Proportion of species extinctions (ε) in the simulated landscape after 90% habitat conversion given by the linear, classic SAR and the countryside SAR. Points corresponds to the average number of species extinctions (across 1000 simulations) calculatsed in all sampling windows of a given sampling scale (a natural log transformation was applied to the area of the sampling window). Inset illustrates the nested sampling, with white squares corresponding to human-modified habitat and grey squares to the native habitat. For all models, z = 0.2, with, h 1 = 1 for the native habitat and h 2  = 0.01 for the modified habitat. Error bars indicate for each model, the standard deviation of the fraction of species remaining at a given sample grain.

Using the linear model, the fraction of extinctions is constant across scales but is scale dependent for the countryside and classic SAR: the mean proportion of species extinctions decreases with increasing sampling scale for the two SAR models (Fig. 2). This suggests that the linear model overestimates the proportion of species going extinct at large scales. That is, the sensitivity of a taxonomic group to habitat change cannot be linearly extrapolated for scales other than those at which the study was conducted.

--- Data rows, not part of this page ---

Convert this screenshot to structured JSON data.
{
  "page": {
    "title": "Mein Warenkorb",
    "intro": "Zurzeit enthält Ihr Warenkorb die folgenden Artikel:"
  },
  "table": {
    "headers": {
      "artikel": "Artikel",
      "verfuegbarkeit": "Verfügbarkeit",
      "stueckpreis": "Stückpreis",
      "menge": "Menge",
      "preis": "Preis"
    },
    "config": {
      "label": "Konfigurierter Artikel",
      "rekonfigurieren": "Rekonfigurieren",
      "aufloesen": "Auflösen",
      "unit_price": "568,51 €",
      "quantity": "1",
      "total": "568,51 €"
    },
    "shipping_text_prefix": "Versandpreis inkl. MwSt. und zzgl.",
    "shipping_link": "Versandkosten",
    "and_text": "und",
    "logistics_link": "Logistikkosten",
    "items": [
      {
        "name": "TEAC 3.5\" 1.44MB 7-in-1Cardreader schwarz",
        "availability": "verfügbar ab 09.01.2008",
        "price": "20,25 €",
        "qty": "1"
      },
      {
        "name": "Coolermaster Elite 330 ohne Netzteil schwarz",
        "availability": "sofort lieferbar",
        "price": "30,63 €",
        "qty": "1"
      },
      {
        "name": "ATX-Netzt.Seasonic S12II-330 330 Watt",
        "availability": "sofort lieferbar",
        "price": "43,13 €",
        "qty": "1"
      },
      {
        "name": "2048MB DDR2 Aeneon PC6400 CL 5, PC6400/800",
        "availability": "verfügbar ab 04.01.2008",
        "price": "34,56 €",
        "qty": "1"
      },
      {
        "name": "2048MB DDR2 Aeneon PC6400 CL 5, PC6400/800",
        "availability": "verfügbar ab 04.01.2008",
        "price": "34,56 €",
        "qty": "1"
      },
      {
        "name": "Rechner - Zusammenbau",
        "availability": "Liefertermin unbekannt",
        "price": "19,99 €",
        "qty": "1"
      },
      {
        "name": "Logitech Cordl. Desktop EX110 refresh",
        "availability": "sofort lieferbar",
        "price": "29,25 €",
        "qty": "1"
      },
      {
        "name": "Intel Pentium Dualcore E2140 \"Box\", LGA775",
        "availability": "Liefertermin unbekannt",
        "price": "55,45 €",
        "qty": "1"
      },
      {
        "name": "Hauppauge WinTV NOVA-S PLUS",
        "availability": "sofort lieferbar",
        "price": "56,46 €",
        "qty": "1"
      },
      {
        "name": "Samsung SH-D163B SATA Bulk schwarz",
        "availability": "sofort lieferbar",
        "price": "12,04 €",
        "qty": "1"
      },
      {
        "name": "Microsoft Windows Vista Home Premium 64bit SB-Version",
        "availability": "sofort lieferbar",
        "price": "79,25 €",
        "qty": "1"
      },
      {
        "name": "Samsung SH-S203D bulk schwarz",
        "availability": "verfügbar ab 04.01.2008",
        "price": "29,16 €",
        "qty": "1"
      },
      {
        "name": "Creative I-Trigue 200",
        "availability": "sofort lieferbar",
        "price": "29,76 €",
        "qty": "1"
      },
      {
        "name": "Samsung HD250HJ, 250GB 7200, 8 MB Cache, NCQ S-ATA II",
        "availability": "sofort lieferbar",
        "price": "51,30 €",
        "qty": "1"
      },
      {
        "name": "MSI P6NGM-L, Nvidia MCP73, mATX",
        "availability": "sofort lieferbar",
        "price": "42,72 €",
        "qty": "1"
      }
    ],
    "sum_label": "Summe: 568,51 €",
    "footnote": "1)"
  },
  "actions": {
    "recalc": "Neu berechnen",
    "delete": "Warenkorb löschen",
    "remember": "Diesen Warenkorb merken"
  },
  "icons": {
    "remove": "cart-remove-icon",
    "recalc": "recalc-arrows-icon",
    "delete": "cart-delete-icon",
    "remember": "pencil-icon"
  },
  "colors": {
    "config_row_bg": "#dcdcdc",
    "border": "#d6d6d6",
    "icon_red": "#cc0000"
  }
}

For a small sampling grain, the mean proportion of species extinctions estimated with the classic SAR approaches the proportion of human-modified habitat in the landscape (90% in Fig. 2, 50% and 10% in Supplementary Fig. S3). This proportion of extinctions is much higher than what is known to happen from the field studies at the local scale (linear model). This happens because the classic SAR assumes that the human-modified habitat is completely inhospitable (e.g. when 90% of the habitat is converted, local species richness becomes zero in 90% of the sites).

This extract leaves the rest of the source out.